Umsetzung bis frühestens 2022

Die Kosten für den Entlastungsstollen sowie das Fassungs- und Rückgabebauwerk werden samt den ökologischen Ersatzmassnahmen auf 130 Millionen Franken geschätzt. Bei einer voraussichtlichen Bauzeit von rund zweieinhalb Jahren könnte der Entlastungsstollen frühestens 2022 in Betrieb gehen. Bei der «Kombilösung Energie» lassen sich die voraussichtlichen Kosten für den Kanton Zürich noch nicht beziffern, sie dürften aber wesentlich tiefer ausfallen. Diese Lösung könnte bis frühestens 2025/26 realisiert werden.

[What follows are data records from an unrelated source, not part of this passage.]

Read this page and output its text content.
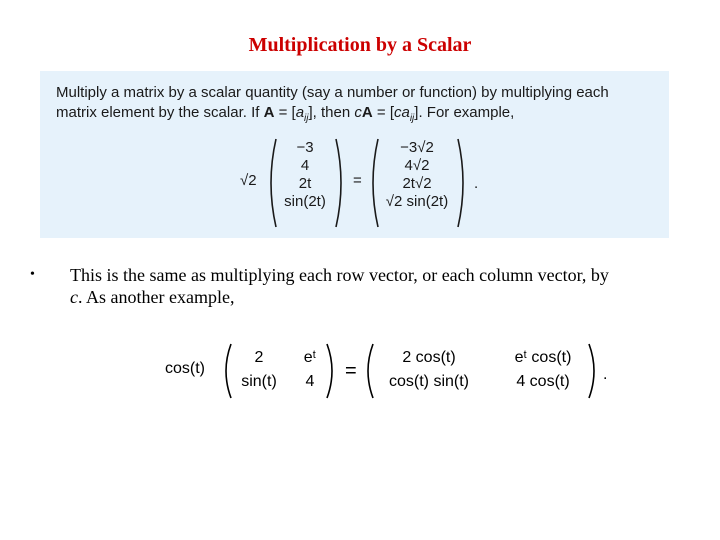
Multiplication by a Scalar
Multiply a matrix by a scalar quantity (say a number or function) by multiplying each
matrix element by the scalar. If $A = [a_{ij}]$, then cA = $[ca_{ij}]$. For example,
√2
−3
4
2t
sin(2t)
=
−3√2
4√2
2t√2
√2 sin(2t)
.
• This is the same as multiplying each row vector, or each column vector, by
c. As another example,
cos(t)
2
sin(t)
eᵗ
4	=
2 cos(t)
cos(t) sin(t)
eᵗ cos(t)
4 cos(t)	.
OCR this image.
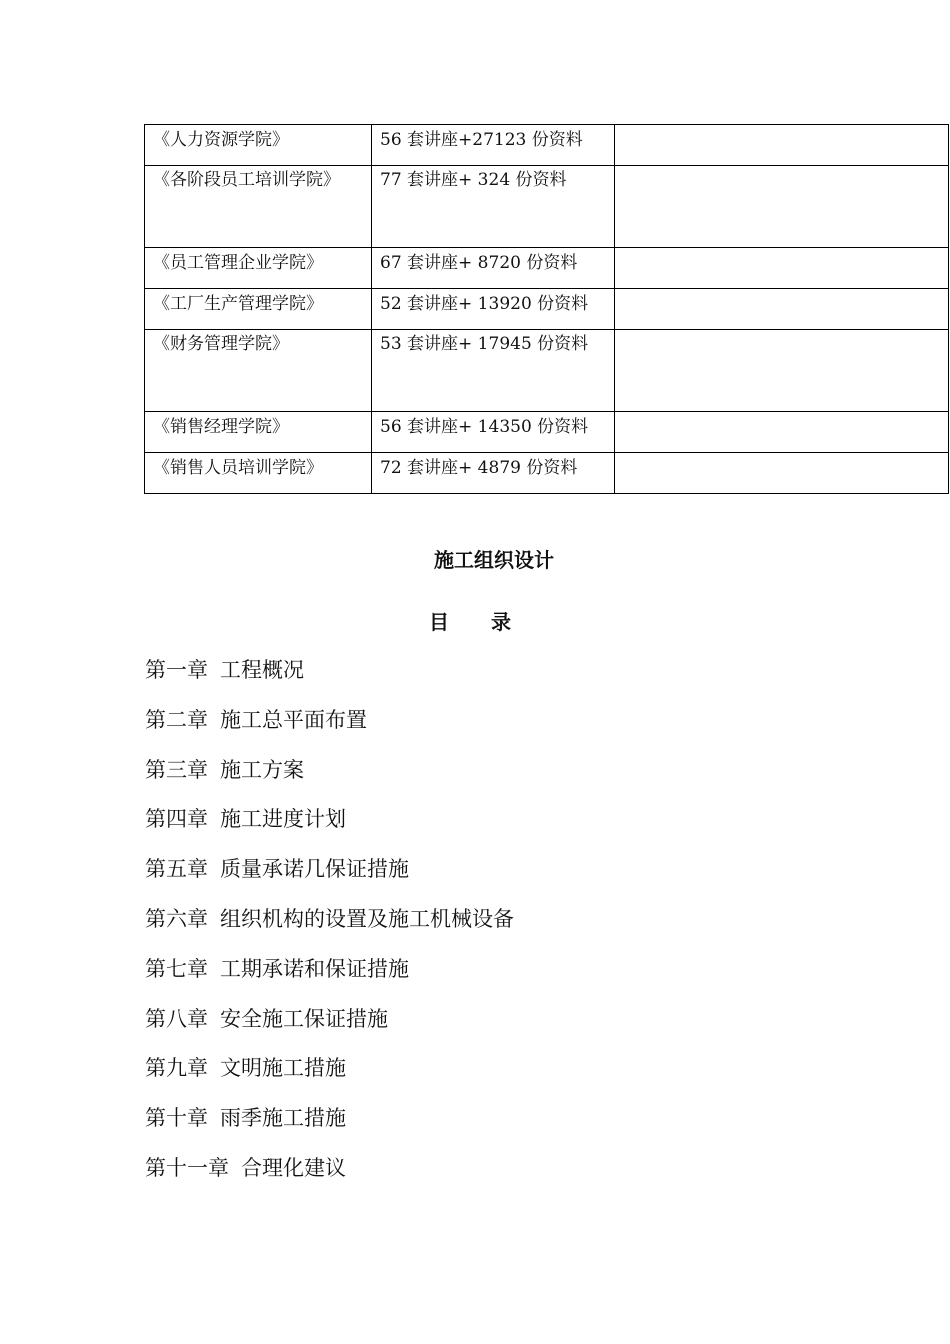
《人力资源学院》	56 套讲座+27123 份资料	

《各阶段员工培训学院》	77 套讲座+ 324 份资料	

《员工管理企业学院》	67 套讲座+ 8720 份资料	

《工厂生产管理学院》	52 套讲座+ 13920 份资料	

《财务管理学院》	53 套讲座+ 17945 份资料	

《销售经理学院》	56 套讲座+ 14350 份资料	

《销售人员培训学院》	72 套讲座+ 4879 份资料	

施工组织设计
目 录
第一章 工程概况
第二章 施工总平面布置
第三章 施工方案
第四章 施工进度计划
第五章 质量承诺几保证措施
第六章 组织机构的设置及施工机械设备
第七章 工期承诺和保证措施
第八章 安全施工保证措施
第九章 文明施工措施
第十章 雨季施工措施
第十一章 合理化建议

Laufende Verbesserung des Hochwasserschutzes

Bis der Entlastungsstollen oder die Kombilösung Energie realisiert wird, gewährleisten die geplante Kombination von Vorabsenkung und aktiver Sihlsee-Steuerung sowie der bis 2017 gebaute Schwemmholzrechen bei Langnau am Albis den bestmöglichen Hochwasserschutz an der Sihl.